G. Prunier: en Ethiopie, «ce n’était probablement pas un coup d’Etat»

Le Premier ministre éthiopien Abiy Ahmed est apparu à la télévision publique, en treillis militaire, dans la nuit de samedi à dimanche, pour annoncer une tentative de coup d'Etat à Dahir Bar.
© HO / Ethiopian TV / AFP

En Ethiopie, ces dernières 24 heures, le chef chef d'état-major, le général Seare Mekonnen, et le président de la région Amhara, Ambachew Mekonnen, ont été tués. Le premier dans la capitale, à Addis-Abeba, abattu par son garde du corps et l'autre à plus de 500 km de là, à Bahir Dar, capitale de l'Amhara. Les autorités parlent de « tentative de coup d'Etat » perpétrée par un groupe armé.
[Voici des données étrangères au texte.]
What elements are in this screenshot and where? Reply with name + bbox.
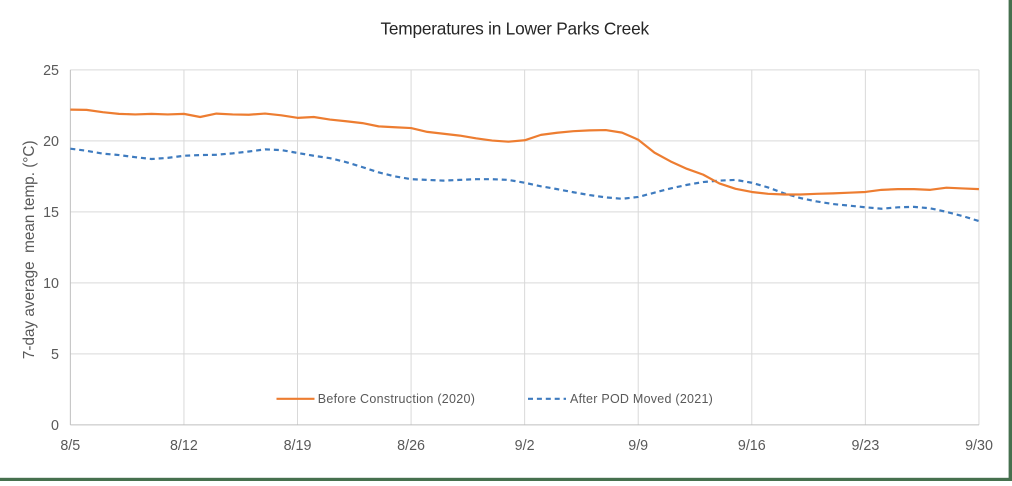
svg-text:Before Construction (2020): Before Construction (2020): [318, 392, 475, 406]
svg-text:8/12: 8/12: [170, 438, 198, 454]
svg-text:9/9: 9/9: [628, 438, 648, 454]
svg-text:10: 10: [43, 276, 59, 292]
svg-text:9/2: 9/2: [515, 438, 535, 454]
svg-text:After POD Moved (2021): After POD Moved (2021): [570, 392, 713, 406]
svg-text:Temperatures in Lower Parks Cr: Temperatures in Lower Parks Creek: [381, 19, 650, 39]
svg-text:8/26: 8/26: [397, 438, 425, 454]
svg-text:8/5: 8/5: [60, 438, 80, 454]
svg-text:5: 5: [51, 347, 59, 363]
svg-text:9/23: 9/23: [851, 438, 879, 454]
svg-text:8/19: 8/19: [284, 438, 312, 454]
svg-text:9/30: 9/30: [965, 438, 993, 454]
svg-text:0: 0: [51, 418, 59, 434]
svg-text:15: 15: [43, 205, 59, 221]
svg-text:9/16: 9/16: [738, 438, 766, 454]
svg-text:7-day average mean temp. (°C): 7-day average mean temp. (°C): [21, 140, 38, 359]
svg-text:25: 25: [43, 63, 59, 79]
svg-text:20: 20: [43, 134, 59, 150]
A la manœuvre, selon Addis-Abeba, le chef de la sécurité de cette région, qui est toujours en fuite. Pour décrypter ces événements, qui se sont déroulés dans la nuit de samedi à ce dimanche 23 juin, et leurs éventuelles conséquences, Gérard Prunier, ancien chercheur au CNRS, aujourd'hui consultant indépendant et spécialiste de la Corne de l'Afrique, est notre invité.

« Probablement, ce n’était pas un coup d’Etat, ce qui ne veut pas dire que tout se passe bien et que tout est gentil. […] Cela fait déjà un bon moment que l’on savait qu’il y avait une dissidence Amhara montante.